JERUSALEM - Seeking to defuse tensions over his plan to withdraw Israelis from the Gaza Strip, Prime Minister Ariel Sharon on Tuesday met for the first time in months with representatives of the Jewish settlements that are to be emptied.

Among the topics was a new proposal by settlers that would allow them to move en masse to a coastal area north of Gaza.

The fence-mending session ended without decisions, but with promises of further talks, according to Israeli media reports. It came a week after Sharon defeated the final parliamentary efforts by the plan's opponents to scuttle the withdrawal of an estimated 8,500 settlers in Gaza and hundreds of others in the West Bank.

Pro-settler activists have vowed to try to disrupt the evacuation through civil disobedience.

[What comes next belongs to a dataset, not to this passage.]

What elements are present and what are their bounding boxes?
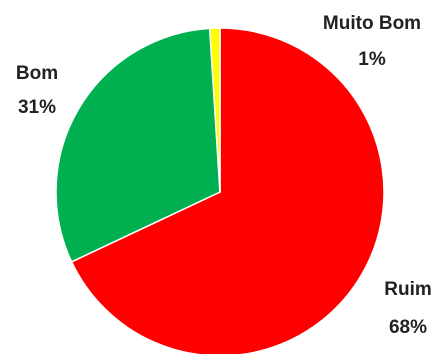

But in a sign settler leaders are also readying for the transfer, they have sought increased compensation and asked to be moved as a group to a mostly undeveloped beachside area called Nitzanim.

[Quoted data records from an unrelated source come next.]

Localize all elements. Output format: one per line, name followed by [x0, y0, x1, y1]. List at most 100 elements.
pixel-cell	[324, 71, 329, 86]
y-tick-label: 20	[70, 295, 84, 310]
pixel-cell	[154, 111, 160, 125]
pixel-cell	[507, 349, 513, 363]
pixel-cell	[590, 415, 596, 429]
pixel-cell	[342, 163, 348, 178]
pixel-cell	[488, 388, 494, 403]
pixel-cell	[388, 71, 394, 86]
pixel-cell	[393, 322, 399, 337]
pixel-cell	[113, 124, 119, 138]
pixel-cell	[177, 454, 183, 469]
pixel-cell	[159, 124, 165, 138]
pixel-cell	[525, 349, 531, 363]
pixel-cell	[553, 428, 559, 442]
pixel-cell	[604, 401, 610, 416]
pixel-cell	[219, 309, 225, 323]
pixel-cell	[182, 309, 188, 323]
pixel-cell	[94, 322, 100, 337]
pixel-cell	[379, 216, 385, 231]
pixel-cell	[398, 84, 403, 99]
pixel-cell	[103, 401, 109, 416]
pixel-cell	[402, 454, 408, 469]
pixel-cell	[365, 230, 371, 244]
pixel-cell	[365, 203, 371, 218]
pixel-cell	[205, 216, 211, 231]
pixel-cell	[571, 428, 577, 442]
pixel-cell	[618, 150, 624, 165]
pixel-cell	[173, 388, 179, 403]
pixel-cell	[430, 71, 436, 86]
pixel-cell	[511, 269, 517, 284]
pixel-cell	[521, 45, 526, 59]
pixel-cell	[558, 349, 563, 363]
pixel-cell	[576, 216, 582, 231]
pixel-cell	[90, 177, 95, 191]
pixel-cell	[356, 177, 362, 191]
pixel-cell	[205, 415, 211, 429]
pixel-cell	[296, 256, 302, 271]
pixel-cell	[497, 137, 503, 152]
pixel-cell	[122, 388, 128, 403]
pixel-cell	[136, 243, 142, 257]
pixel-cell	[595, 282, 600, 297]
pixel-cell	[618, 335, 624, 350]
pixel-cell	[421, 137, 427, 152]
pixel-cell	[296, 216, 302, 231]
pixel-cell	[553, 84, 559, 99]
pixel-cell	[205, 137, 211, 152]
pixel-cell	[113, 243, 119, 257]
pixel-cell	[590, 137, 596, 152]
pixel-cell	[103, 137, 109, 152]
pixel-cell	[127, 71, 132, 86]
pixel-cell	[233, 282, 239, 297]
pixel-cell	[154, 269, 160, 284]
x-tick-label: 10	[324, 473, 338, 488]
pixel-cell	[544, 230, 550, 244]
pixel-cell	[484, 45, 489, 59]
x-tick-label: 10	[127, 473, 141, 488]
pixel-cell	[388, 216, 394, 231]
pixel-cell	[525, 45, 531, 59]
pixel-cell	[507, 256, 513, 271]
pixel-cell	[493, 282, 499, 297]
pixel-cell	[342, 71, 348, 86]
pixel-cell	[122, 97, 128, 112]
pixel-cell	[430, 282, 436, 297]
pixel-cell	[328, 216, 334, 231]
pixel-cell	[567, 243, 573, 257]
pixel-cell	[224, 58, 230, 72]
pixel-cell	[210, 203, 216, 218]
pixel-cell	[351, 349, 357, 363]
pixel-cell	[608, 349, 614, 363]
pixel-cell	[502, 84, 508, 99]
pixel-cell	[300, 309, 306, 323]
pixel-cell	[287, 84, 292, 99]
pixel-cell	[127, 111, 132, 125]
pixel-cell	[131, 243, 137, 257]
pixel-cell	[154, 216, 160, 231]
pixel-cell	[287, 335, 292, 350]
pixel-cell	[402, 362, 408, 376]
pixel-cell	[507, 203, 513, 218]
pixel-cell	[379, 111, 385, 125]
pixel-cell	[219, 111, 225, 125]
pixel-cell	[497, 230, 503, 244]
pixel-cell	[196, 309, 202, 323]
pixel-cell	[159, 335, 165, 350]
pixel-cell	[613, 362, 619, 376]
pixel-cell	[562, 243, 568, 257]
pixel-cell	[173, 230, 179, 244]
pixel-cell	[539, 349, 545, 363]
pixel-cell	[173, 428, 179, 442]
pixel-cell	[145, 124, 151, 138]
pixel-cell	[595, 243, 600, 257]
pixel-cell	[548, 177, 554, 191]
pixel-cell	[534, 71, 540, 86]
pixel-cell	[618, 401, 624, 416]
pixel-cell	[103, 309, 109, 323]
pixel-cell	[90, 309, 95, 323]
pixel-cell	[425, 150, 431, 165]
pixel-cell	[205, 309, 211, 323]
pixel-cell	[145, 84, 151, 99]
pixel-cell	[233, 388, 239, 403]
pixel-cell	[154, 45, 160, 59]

Leaders of southern Gaza's main bloc of settlements, known as Gush Katif, say residents would be likely to move voluntarily if their communities remained more or less intact in a seaside setting similar to where they live now.

Under the proposal, 1,000 or so families - more than half of those slated for evacuation from Gaza - would relocate to a bloc of communities that would be built for them in Nitzanim, on the Mediterranean about five miles south of the port city of Ashdod. The remaining 600 families would move to nearby sites, or to other areas in southern Israel and the northern Galilee region where the government is encouraging resettlement.

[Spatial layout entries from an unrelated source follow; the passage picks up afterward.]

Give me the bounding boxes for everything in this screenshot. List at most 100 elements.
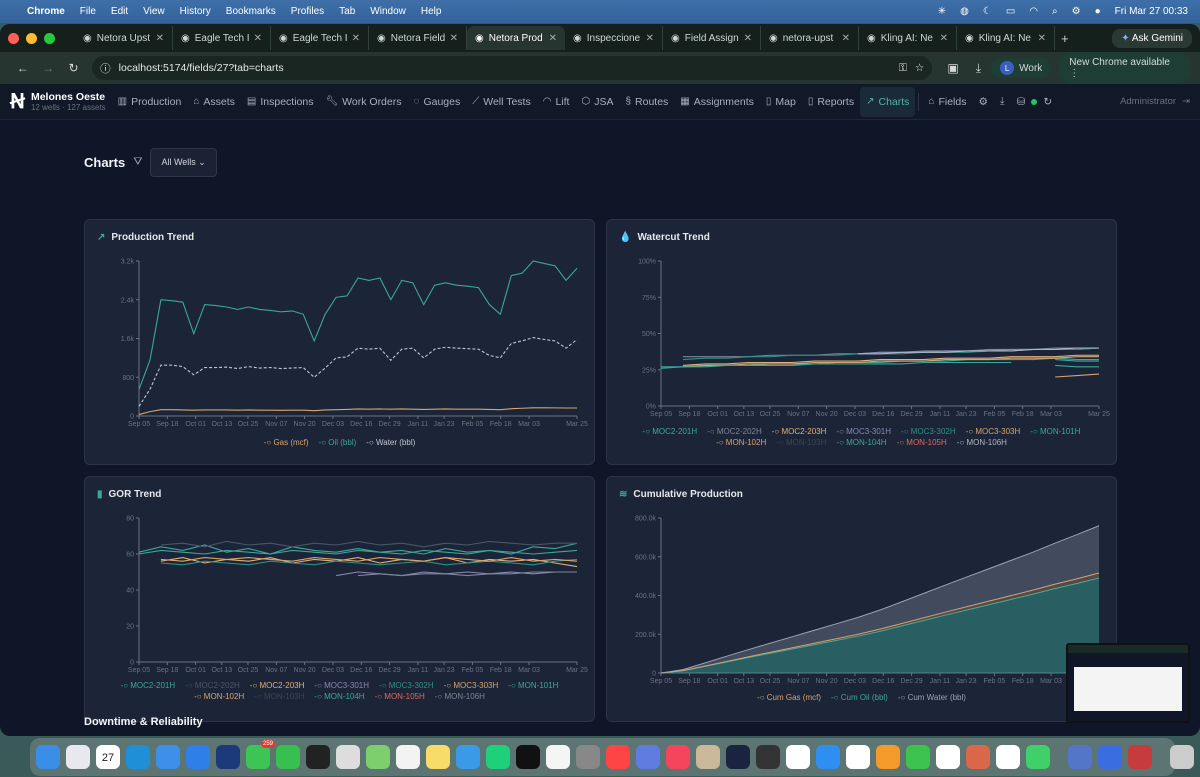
close-tab-icon[interactable]: ✕ — [1037, 32, 1046, 44]
legend-item[interactable]: -○ Water (bbl) — [366, 438, 415, 447]
legend-item[interactable]: -○ MON-106H — [435, 692, 485, 701]
sparkle-status-icon[interactable]: ✳ — [937, 6, 947, 17]
menu-window[interactable]: Window — [370, 6, 406, 17]
legend-item[interactable]: -○ MOC3-301H — [314, 681, 369, 690]
dock-disk-utility-icon[interactable] — [1068, 745, 1092, 769]
nav-jsa[interactable]: ⬡ JSA — [575, 87, 619, 117]
new-tab-button[interactable]: + — [1061, 30, 1069, 46]
dock-simulator-icon[interactable] — [636, 745, 660, 769]
dock-system-settings-icon[interactable] — [576, 745, 600, 769]
legend-item[interactable]: -○ Oil (bbl) — [319, 438, 357, 447]
dock-apple-tv-icon[interactable] — [516, 745, 540, 769]
close-window-button[interactable] — [8, 32, 19, 44]
close-tab-icon[interactable]: ✕ — [548, 32, 557, 44]
legend-item[interactable]: -○ MOC3-303H — [444, 681, 499, 690]
browser-tab[interactable]: ◉ Eagle Tech I ✕ — [271, 26, 369, 50]
battery-icon[interactable]: ▭ — [1005, 6, 1016, 17]
browser-tab[interactable]: ◉ Field Assign ✕ — [663, 26, 761, 50]
nav-well-tests[interactable]: ⟋ Well Tests — [466, 87, 536, 117]
dock-app-store-icon[interactable] — [186, 745, 210, 769]
well-filter-select[interactable]: All Wells ⌄ — [150, 148, 217, 177]
moon-icon[interactable]: ☾ — [982, 6, 992, 17]
dock-reminders-icon[interactable] — [546, 745, 570, 769]
dock-messages-icon[interactable]: 259 — [246, 740, 275, 769]
legend-item[interactable]: -○ MOC3-302H — [379, 681, 434, 690]
sync-icon[interactable]: ↻ — [1043, 95, 1053, 108]
nav-assets[interactable]: ⌂ Assets — [187, 87, 241, 117]
dock-arc-icon[interactable] — [726, 745, 750, 769]
legend-item[interactable]: -○ MOC3-303H — [966, 427, 1021, 436]
close-tab-icon[interactable]: ✕ — [743, 32, 752, 44]
nav-reports[interactable]: ▯ Reports — [802, 87, 860, 117]
settings-icon[interactable]: ⚙ — [978, 95, 988, 108]
dock-maps-icon[interactable] — [366, 745, 390, 769]
menu-profiles[interactable]: Profiles — [290, 6, 325, 17]
nav-map[interactable]: ▯ Map — [760, 87, 802, 117]
legend-item[interactable]: -○ MON-101H — [508, 681, 558, 690]
dock-numbers-icon[interactable] — [906, 745, 930, 769]
menu-history[interactable]: History — [179, 6, 211, 17]
dock-stickies-icon[interactable] — [756, 745, 780, 769]
siri-icon[interactable]: ● — [1094, 6, 1101, 17]
browser-tab[interactable]: ◉ Kling AI: Ne ✕ — [859, 26, 957, 50]
legend-item[interactable]: -○ MOC2-203H — [250, 681, 305, 690]
nav-gauges[interactable]: ◌ Gauges — [408, 87, 467, 117]
legend-item[interactable]: -○ MON-101H — [1030, 427, 1080, 436]
dock-edge-icon[interactable] — [126, 745, 150, 769]
menu-help[interactable]: Help — [420, 6, 442, 17]
menu-app-name[interactable]: Chrome — [27, 6, 65, 17]
close-tab-icon[interactable]: ✕ — [841, 32, 850, 44]
dock-terminal-icon[interactable] — [306, 745, 330, 769]
close-tab-icon[interactable]: ✕ — [155, 32, 164, 44]
nav-production[interactable]: ▥ Production — [112, 87, 188, 117]
wifi-icon[interactable]: ◠ — [1029, 6, 1038, 17]
password-key-icon[interactable]: ⚿ — [898, 61, 907, 74]
legend-item[interactable]: -○ MON-103H — [776, 438, 826, 447]
legend-item[interactable]: -○ Gas (mcf) — [264, 438, 309, 447]
minimize-window-button[interactable] — [26, 32, 37, 44]
browser-tab[interactable]: ◉ Netora Field ✕ — [369, 26, 467, 50]
dock-windows-app-icon[interactable] — [336, 745, 360, 769]
browser-tab[interactable]: ◉ netora-upst ✕ — [761, 26, 859, 50]
menu-tab[interactable]: Tab — [339, 6, 356, 17]
dock-calendar-icon[interactable]: 27 — [96, 745, 120, 769]
profile-button[interactable]: L Work — [991, 58, 1052, 78]
legend-item[interactable]: -○ MOC2-203H — [772, 427, 827, 436]
field-brand[interactable]: Ꞥ Melones Oeste 12 wells · 127 assets — [10, 89, 106, 114]
legend-item[interactable]: -○ MON-104H — [836, 438, 886, 447]
nav-inspections[interactable]: ▤ Inspections — [241, 87, 320, 117]
legend-item[interactable]: -○ MOC3-302H — [901, 427, 956, 436]
menu-view[interactable]: View — [143, 6, 165, 17]
dock-finder-icon[interactable] — [36, 745, 60, 769]
zoom-window-button[interactable] — [44, 32, 55, 44]
dock-telegram-like-icon[interactable] — [216, 745, 240, 769]
legend-item[interactable]: -○ MON-105H — [897, 438, 947, 447]
spotlight-search-icon[interactable]: ⌕ — [1052, 6, 1058, 17]
close-tab-icon[interactable]: ✕ — [253, 32, 262, 44]
legend-item[interactable]: -○ Cum Water (bbl) — [898, 693, 966, 702]
dock-whatsapp-icon[interactable] — [1026, 745, 1050, 769]
dock-facetime-icon[interactable] — [276, 745, 300, 769]
nav-routes[interactable]: § Routes — [619, 87, 674, 117]
dock-music-icon[interactable] — [666, 745, 690, 769]
legend-item[interactable]: -○ Cum Gas (mcf) — [757, 693, 821, 702]
dock-chrome-canary-icon[interactable] — [846, 745, 870, 769]
legend-item[interactable]: -○ MON-104H — [314, 692, 364, 701]
browser-tab[interactable]: ◉ Eagle Tech I ✕ — [173, 26, 271, 50]
browser-tab[interactable]: ◉ Netora Prod ✕ — [467, 26, 565, 50]
legend-item[interactable]: -○ MOC2-201H — [121, 681, 176, 690]
logout-icon[interactable]: ⇥ — [1182, 96, 1190, 107]
legend-item[interactable]: -○ MON-105H — [375, 692, 425, 701]
site-info-icon[interactable]: ⓘ — [100, 62, 111, 75]
menu-bookmarks[interactable]: Bookmarks — [225, 6, 276, 17]
browser-tab[interactable]: ◉ Inspeccione ✕ — [565, 26, 663, 50]
legend-item[interactable]: -○ MON-106H — [957, 438, 1007, 447]
control-center-icon[interactable]: ⚙ — [1071, 6, 1081, 17]
dock-news-icon[interactable] — [606, 745, 630, 769]
back-icon[interactable]: ← — [16, 61, 29, 75]
update-chrome-button[interactable]: New Chrome available ⋮ — [1059, 52, 1191, 84]
legend-item[interactable]: -○ MON-102H — [716, 438, 766, 447]
database-icon[interactable]: ⛁ — [1016, 95, 1026, 108]
dock-claude-icon[interactable] — [966, 745, 990, 769]
close-tab-icon[interactable]: ✕ — [939, 32, 948, 44]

Sharon is said to support the idea and has pressed Israeli planners to hasten preparations for the withdrawal, which is scheduled to begin in late July.

But the proposal drew immediate fire from Israeli environmental groups, which say that building new communities in Nitzanim would spoil a roughly 9,000-acre expanse of environmentally sensitive sand dunes, threatening vegetation and some wildlife species, including deer and reptiles.

Environment Minister Shalom Simhon also opposes developing the area.

''Building a bloc of settlements in the Nitzanim area would inflict far-reaching environmental damage on one of the most important landscapes in Israel,'' Simhon told Israel Radio.

Nitzanim is designated as a nature reserve, though it has also been used as a military firing range. Officials had previously ruled out relocating uprooted settlers there.

But they have encouraged residents to move in groups in order to preserve community ties and reduce the psychological strains of leaving their homes.

Proponents argue that the new communities would occupy less than a third of the area.

Tuesday's meeting marked the first time that Sharon has met with Gaza settler leaders during the months he has steered his withdrawal plan through his Cabinet and parliament.

Settlers once admired Sharon as the leading sponsor of the movement to build Jewish communities in the West Bank and Gaza Strip. But many now deride him as a traitor.